A julgar pelos escritos publicados, em 1937, pelo El Mono Azul de Madrid, Hora de España de Valencia e Commune de Paris, recolhidos por Manuel Aznar Soler e Luiz Mario Schneider, no livro Ponencias, Documentos y Testimonios, Volumen III (Barcelona, Editorial Laia, 1979), do II Congresso Internacional de Escritores Antifascistas, realizado, em Madrid em julho de 1937, foram poucos os escritores latino-americanos que estiveram presentes: José Mancisidor e Carlos Pellicer, do México; César Vallejo, do Peru; Nicolas Guillén e Juan Marinello, de Cuba; Raul Conzáles Tuñon, da Argentina e Vicente Saenz da Costa Rica.

            Recebidos, fidalgamente, pelos espanhóis republicanos, a paisagem e o contato com o povo os emocionaram e, entre lembrar as origens ibéricas e encontrar inequívocas razões de admiração pelos feitos heróicos nas trincheiras, houve, muitas vezes, por parte deles, exageradas e apologéticas expressões, mesclando-se a incontestes adesões e as certezas da vitória que almejavam. Carlos Pellicer e Vicente Saenz, no entanto, embora não isentos da paixão que se revela nas frases grandiloqüentes – Mas não há nada mais belo, dramático e cheio de vida que a ação dirigida em favor da causa dos oprimidos do mundo inteiro – e nas expressões que eram de uso de todos – justiça, horrores de uma guerra, opressão, vítima do fascismo, barbárie, heroísmo – guardaram uma lucidez que lhes permite dizer o que até então parecia estar sendo ignorado.

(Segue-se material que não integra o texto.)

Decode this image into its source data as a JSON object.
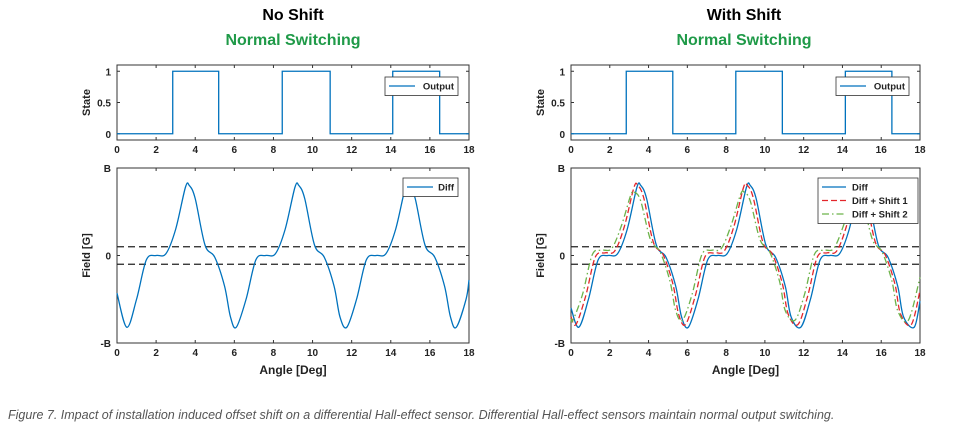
{
  "panels": [
    {
      "title": "No Shift",
      "subtitle": "Normal Switching"
    },
    {
      "title": "With Shift",
      "subtitle": "Normal Switching"
    }
  ],
  "caption": "Figure 7. Impact of installation induced offset shift on a differential Hall-effect sensor. Differential Hall-effect sensors maintain normal output switching.",
  "colors": {
    "diff": "#0072BD",
    "shift1": "#e3262b",
    "shift2": "#6cb34a",
    "threshold": "#222222",
    "subtitle": "#1f9a48"
  },
  "chart_data": [
    {
      "type": "line",
      "panel": 0,
      "role": "state",
      "xlabel": "",
      "ylabel": "State",
      "xlim": [
        0,
        18
      ],
      "ylim": [
        -0.1,
        1.1
      ],
      "xticks": [
        0,
        2,
        4,
        6,
        8,
        10,
        12,
        14,
        16,
        18
      ],
      "yticks": [
        0,
        0.5,
        1
      ],
      "ytick_labels": [
        "0",
        "0.5",
        "1"
      ],
      "legend": "top-right",
      "series": [
        {
          "name": "Output",
          "color": "#0072BD",
          "style": "solid",
          "step": true,
          "points": [
            [
              0,
              0
            ],
            [
              2.85,
              0
            ],
            [
              2.85,
              1
            ],
            [
              5.2,
              1
            ],
            [
              5.2,
              0
            ],
            [
              8.45,
              0
            ],
            [
              8.45,
              1
            ],
            [
              10.9,
              1
            ],
            [
              10.9,
              0
            ],
            [
              14.1,
              0
            ],
            [
              14.1,
              1
            ],
            [
              16.5,
              1
            ],
            [
              16.5,
              0
            ],
            [
              18,
              0
            ]
          ]
        }
      ]
    },
    {
      "type": "line",
      "panel": 0,
      "role": "field",
      "xlabel": "Angle [Deg]",
      "ylabel": "Field [G]",
      "xlim": [
        0,
        18
      ],
      "ylim": [
        -1,
        1
      ],
      "xticks": [
        0,
        2,
        4,
        6,
        8,
        10,
        12,
        14,
        16,
        18
      ],
      "yticks": [
        -1,
        0,
        1
      ],
      "ytick_labels": [
        "-B",
        "0",
        "B"
      ],
      "thresholds": [
        0.1,
        -0.1
      ],
      "legend": "top-right",
      "series": [
        {
          "name": "Diff",
          "color": "#0072BD",
          "style": "solid",
          "points": [
            [
              0,
              -0.43
            ],
            [
              0.5,
              -0.82
            ],
            [
              1.0,
              -0.5
            ],
            [
              1.5,
              -0.05
            ],
            [
              2.0,
              0
            ],
            [
              2.5,
              0.02
            ],
            [
              3.0,
              0.3
            ],
            [
              3.5,
              0.78
            ],
            [
              3.7,
              0.8
            ],
            [
              4.0,
              0.65
            ],
            [
              4.5,
              0.12
            ],
            [
              5.0,
              -0.02
            ],
            [
              5.5,
              -0.35
            ],
            [
              5.8,
              -0.7
            ],
            [
              6.1,
              -0.82
            ],
            [
              6.6,
              -0.5
            ],
            [
              7.1,
              -0.05
            ],
            [
              7.6,
              0
            ],
            [
              8.1,
              0.02
            ],
            [
              8.6,
              0.3
            ],
            [
              9.1,
              0.78
            ],
            [
              9.3,
              0.8
            ],
            [
              9.6,
              0.65
            ],
            [
              10.1,
              0.12
            ],
            [
              10.6,
              -0.02
            ],
            [
              11.1,
              -0.35
            ],
            [
              11.4,
              -0.7
            ],
            [
              11.75,
              -0.82
            ],
            [
              12.25,
              -0.5
            ],
            [
              12.75,
              -0.05
            ],
            [
              13.25,
              0
            ],
            [
              13.75,
              0.02
            ],
            [
              14.25,
              0.3
            ],
            [
              14.75,
              0.78
            ],
            [
              14.95,
              0.8
            ],
            [
              15.25,
              0.65
            ],
            [
              15.75,
              0.12
            ],
            [
              16.25,
              -0.02
            ],
            [
              16.75,
              -0.35
            ],
            [
              17.05,
              -0.7
            ],
            [
              17.35,
              -0.82
            ],
            [
              17.85,
              -0.5
            ],
            [
              18,
              -0.28
            ]
          ]
        }
      ]
    },
    {
      "type": "line",
      "panel": 1,
      "role": "state",
      "xlabel": "",
      "ylabel": "State",
      "xlim": [
        0,
        18
      ],
      "ylim": [
        -0.1,
        1.1
      ],
      "xticks": [
        0,
        2,
        4,
        6,
        8,
        10,
        12,
        14,
        16,
        18
      ],
      "yticks": [
        0,
        0.5,
        1
      ],
      "ytick_labels": [
        "0",
        "0.5",
        "1"
      ],
      "legend": "top-right",
      "series": [
        {
          "name": "Output",
          "color": "#0072BD",
          "style": "solid",
          "step": true,
          "points": [
            [
              0,
              0
            ],
            [
              2.85,
              0
            ],
            [
              2.85,
              1
            ],
            [
              5.25,
              1
            ],
            [
              5.25,
              0
            ],
            [
              8.5,
              0
            ],
            [
              8.5,
              1
            ],
            [
              10.9,
              1
            ],
            [
              10.9,
              0
            ],
            [
              14.15,
              0
            ],
            [
              14.15,
              1
            ],
            [
              16.55,
              1
            ],
            [
              16.55,
              0
            ],
            [
              18,
              0
            ]
          ]
        }
      ]
    },
    {
      "type": "line",
      "panel": 1,
      "role": "field",
      "xlabel": "Angle [Deg]",
      "ylabel": "Field [G]",
      "xlim": [
        0,
        18
      ],
      "ylim": [
        -1,
        1
      ],
      "xticks": [
        0,
        2,
        4,
        6,
        8,
        10,
        12,
        14,
        16,
        18
      ],
      "yticks": [
        -1,
        0,
        1
      ],
      "ytick_labels": [
        "-B",
        "0",
        "B"
      ],
      "thresholds": [
        0.1,
        -0.1
      ],
      "legend": "top-right",
      "series": [
        {
          "name": "Diff",
          "color": "#0072BD",
          "style": "solid",
          "points": [
            [
              0,
              -0.6
            ],
            [
              0.4,
              -0.82
            ],
            [
              0.9,
              -0.5
            ],
            [
              1.4,
              -0.05
            ],
            [
              1.9,
              0
            ],
            [
              2.4,
              0.02
            ],
            [
              2.9,
              0.3
            ],
            [
              3.4,
              0.78
            ],
            [
              3.6,
              0.8
            ],
            [
              3.9,
              0.65
            ],
            [
              4.4,
              0.12
            ],
            [
              4.9,
              -0.02
            ],
            [
              5.4,
              -0.35
            ],
            [
              5.7,
              -0.7
            ],
            [
              6.05,
              -0.82
            ],
            [
              6.55,
              -0.5
            ],
            [
              7.05,
              -0.05
            ],
            [
              7.55,
              0
            ],
            [
              8.05,
              0.02
            ],
            [
              8.55,
              0.3
            ],
            [
              9.05,
              0.78
            ],
            [
              9.25,
              0.8
            ],
            [
              9.55,
              0.65
            ],
            [
              10.05,
              0.12
            ],
            [
              10.55,
              -0.02
            ],
            [
              11.05,
              -0.35
            ],
            [
              11.35,
              -0.7
            ],
            [
              11.85,
              -0.82
            ],
            [
              12.35,
              -0.5
            ],
            [
              12.85,
              -0.05
            ],
            [
              13.35,
              0
            ],
            [
              13.85,
              0.02
            ],
            [
              14.35,
              0.3
            ],
            [
              14.85,
              0.78
            ],
            [
              15.05,
              0.8
            ],
            [
              15.35,
              0.65
            ],
            [
              15.85,
              0.12
            ],
            [
              16.35,
              -0.02
            ],
            [
              16.85,
              -0.35
            ],
            [
              17.15,
              -0.7
            ],
            [
              17.7,
              -0.82
            ],
            [
              18,
              -0.52
            ]
          ]
        },
        {
          "name": "Diff + Shift 1",
          "color": "#e3262b",
          "style": "dashed",
          "points": [
            [
              0,
              -0.7
            ],
            [
              0.25,
              -0.79
            ],
            [
              0.75,
              -0.47
            ],
            [
              1.25,
              -0.02
            ],
            [
              1.75,
              0.03
            ],
            [
              2.25,
              0.05
            ],
            [
              2.75,
              0.33
            ],
            [
              3.25,
              0.78
            ],
            [
              3.45,
              0.8
            ],
            [
              3.75,
              0.66
            ],
            [
              4.25,
              0.15
            ],
            [
              4.75,
              0.01
            ],
            [
              5.25,
              -0.32
            ],
            [
              5.55,
              -0.67
            ],
            [
              5.9,
              -0.79
            ],
            [
              6.4,
              -0.47
            ],
            [
              6.9,
              -0.02
            ],
            [
              7.4,
              0.03
            ],
            [
              7.9,
              0.05
            ],
            [
              8.4,
              0.33
            ],
            [
              8.9,
              0.78
            ],
            [
              9.1,
              0.8
            ],
            [
              9.4,
              0.66
            ],
            [
              9.9,
              0.15
            ],
            [
              10.4,
              0.01
            ],
            [
              10.9,
              -0.32
            ],
            [
              11.2,
              -0.67
            ],
            [
              11.7,
              -0.79
            ],
            [
              12.2,
              -0.47
            ],
            [
              12.7,
              -0.02
            ],
            [
              13.2,
              0.03
            ],
            [
              13.7,
              0.05
            ],
            [
              14.2,
              0.33
            ],
            [
              14.7,
              0.78
            ],
            [
              14.9,
              0.8
            ],
            [
              15.2,
              0.66
            ],
            [
              15.7,
              0.15
            ],
            [
              16.2,
              0.01
            ],
            [
              16.7,
              -0.32
            ],
            [
              17.0,
              -0.67
            ],
            [
              17.55,
              -0.79
            ],
            [
              18,
              -0.4
            ]
          ]
        },
        {
          "name": "Diff + Shift 2",
          "color": "#6cb34a",
          "style": "dashdot",
          "points": [
            [
              0,
              -0.72
            ],
            [
              0.1,
              -0.74
            ],
            [
              0.6,
              -0.44
            ],
            [
              1.1,
              0.01
            ],
            [
              1.6,
              0.06
            ],
            [
              2.1,
              0.08
            ],
            [
              2.6,
              0.34
            ],
            [
              3.1,
              0.7
            ],
            [
              3.3,
              0.72
            ],
            [
              3.6,
              0.62
            ],
            [
              4.1,
              0.18
            ],
            [
              4.6,
              0.04
            ],
            [
              5.1,
              -0.29
            ],
            [
              5.4,
              -0.63
            ],
            [
              5.75,
              -0.74
            ],
            [
              6.25,
              -0.44
            ],
            [
              6.75,
              0.01
            ],
            [
              7.25,
              0.06
            ],
            [
              7.75,
              0.08
            ],
            [
              8.25,
              0.34
            ],
            [
              8.75,
              0.7
            ],
            [
              8.95,
              0.72
            ],
            [
              9.25,
              0.62
            ],
            [
              9.75,
              0.18
            ],
            [
              10.25,
              0.04
            ],
            [
              10.75,
              -0.29
            ],
            [
              11.05,
              -0.63
            ],
            [
              11.55,
              -0.74
            ],
            [
              12.05,
              -0.44
            ],
            [
              12.55,
              0.01
            ],
            [
              13.05,
              0.06
            ],
            [
              13.55,
              0.08
            ],
            [
              14.05,
              0.34
            ],
            [
              14.55,
              0.7
            ],
            [
              14.75,
              0.72
            ],
            [
              15.05,
              0.62
            ],
            [
              15.55,
              0.18
            ],
            [
              16.05,
              0.04
            ],
            [
              16.55,
              -0.29
            ],
            [
              16.85,
              -0.63
            ],
            [
              17.4,
              -0.74
            ],
            [
              18,
              -0.25
            ]
          ]
        }
      ]
    }
  ]
}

            Carlos Pellicer é um dos poucos a mencionar a inércia da Sociedade das Nações ao abandonar a Abissínia a sua sorte e o desinteresse do imperialismo inglês ou francês ou norte-americano em, efetivamente, ajudar a Espanha republicana. Uma ajuda que, no seu entender, tampouco aqueles que participavam do Congresso poderiam oferecer, pois alguns deles, por razões políticas, não poderiam voltar a seu país de origem e os que pudessem fazê-lo, não encontrariam condições, junto a seus governos para levá-los a assumir uma posição contrária a das grandes potências.

            Vicente Saenz, por sua vez, inicialmente, faz uma pergunta: o que podem fazer os trabalhadores intelectuais e manuais, dos pequenos e fracos países ou das grandes potências para esmagar o fascismo ? Pergunta que parece condenada a ficar sem resposta. Ao argumentar que os aviões da Alemanha e da Itália voam com o combustível das companhias inglesas, holandesas e norte-americanas; que as armas fabricadas devem ter, obviamente, um comprador; que a Internacional  Socialista se limita a pedir à Liga das Nações que os governos se atenham ao Direito Internacional, acaba por concluir que as duas Internacionais se mostram ineficazes para deter as forças do fascismo, do nazismo e do imperialismo. Como outros que usaram da palavra, também ele está convicto de que não é somente o destino da Espanha que está em jogo nessa luta desigual, mas o futuro de todos, pois, se ela estando tão próxima, geograficamente, da França e da Inglaterra, é passível de sofrer ataques sangrentos por parte de potências estrangeiras, o que podem esperar as frágeis e desamparadas nações latino-americanas. Sua palavra se ergue, então, para testemunhar sobre os combates contra a voragem do capital monopolista no Continente, expressa na presença de soldados estrangeiros e couraçados e aviões de bombardeio no Haiti, no México, em Santo Domingo, na Nicarágua, em Cuba, em Porto Rico. Lutas sem vitória que ocorreram, sem que os europeus se dessem conta: O Velho Mundo olhou sempre com indiferença para as dores da América Hispânica é a constatação que faz. Pertinente, nesse momento em que os intelectuais reunidos na Espanha se indignavam e se compadeciam com o que lhes era dado presenciar. Talvez, poucos tenham sabido desses outros massacres que fizeram, ao longo dos anos, parte da História do Continente e dos quais os ibéricos nem  sempre estiveram inocentes.